Contemporary Christian Life
There were many challenges for Christians in China. I experienced the aftermath of the Occupy Central movement, and saw the commitment of so many students to the values which it represents. I also learnt a lot about what it means to be a Christian in Haunzhou and Hangzhou, Shanghai or Beijing. I experienced the commitment of many to women’s rights, to gay issues, to the environment. It was inspiring to learn about the youth work, and evangelism, the inter-religious dialogue and work among migrants, the ministries for Philippine domestic workers, and African refugees. The Chung Chi chapel is a moving place to pray, and I appreciated the weekly communal worship there, as well as preaching at the Union Church in Kowloon, the Anglican St John’s cathedral, and the Blessed Minorities Community Church.

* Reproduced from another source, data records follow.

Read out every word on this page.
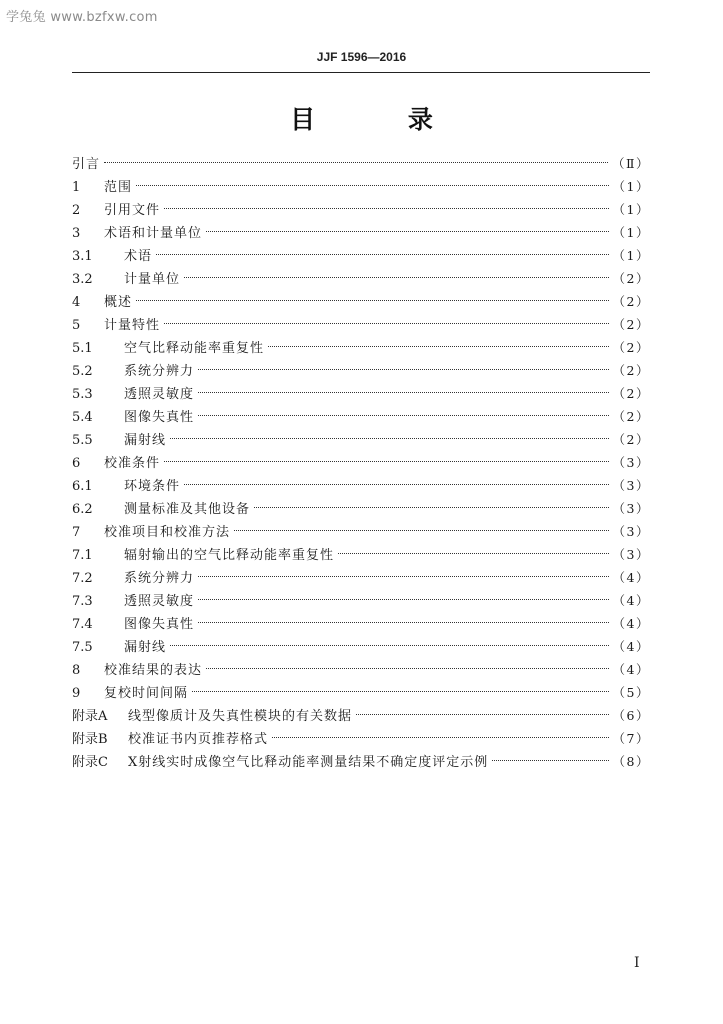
学兔兔 www.bzfxw.com
JJF 1596—2016
目 录
引言	（Ⅱ）
1	范围	（1）
2	引用文件	（1）
3	术语和计量单位	（1）
3.1	术语	（1）
3.2	计量单位	（2）
4	概述	（2）
5	计量特性	（2）
5.1	空气比释动能率重复性	（2）
5.2	系统分辨力	（2）
5.3	透照灵敏度	（2）
5.4	图像失真性	（2）
5.5	漏射线	（2）
6	校准条件	（3）
6.1	环境条件	（3）
6.2	测量标准及其他设备	（3）
7	校准项目和校准方法	（3）
7.1	辐射输出的空气比释动能率重复性	（3）
7.2	系统分辨力	（4）
7.3	透照灵敏度	（4）
7.4	图像失真性	（4）
7.5	漏射线	（4）
8	校准结果的表达	（4）
9	复校时间间隔	（5）
附录A	线型像质计及失真性模块的有关数据	（6）
附录B	校准证书内页推荐格式	（7）
附录C	X射线实时成像空气比释动能率测量结果不确定度评定示例	（8）
I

I loved exploring the varied landscape of HK—I went on a sponsored walk of 20 miles on HK Island, raising money for advocacy work among domestic workers. I enjoyed climbing Lion’s Rock and Lantau Peak, visiting the fishing village of Tai O, and the clan villages of Tai Po. I ascended the 400 steps from my flat to the grocery store most days, and enjoyed the company of friends at the various canteens and restaurants on campus. The musical life at the Cultural Centre in Tsim Sha Tsui (both Chinese and western classical) was superb. The art museums in Kowloon and at the university were inspiring. The book shop café at CUHK was a great place to meet friends, and the square outside the MTR was a great performance space for street music and dance.
The experience of being at Chung Chi was memorable and stimulating. I made many friends, and I am thankful to God for the experience. It helped me to reflect on Western Church History with new varifocal lenses: adding an Asian to my African perspective.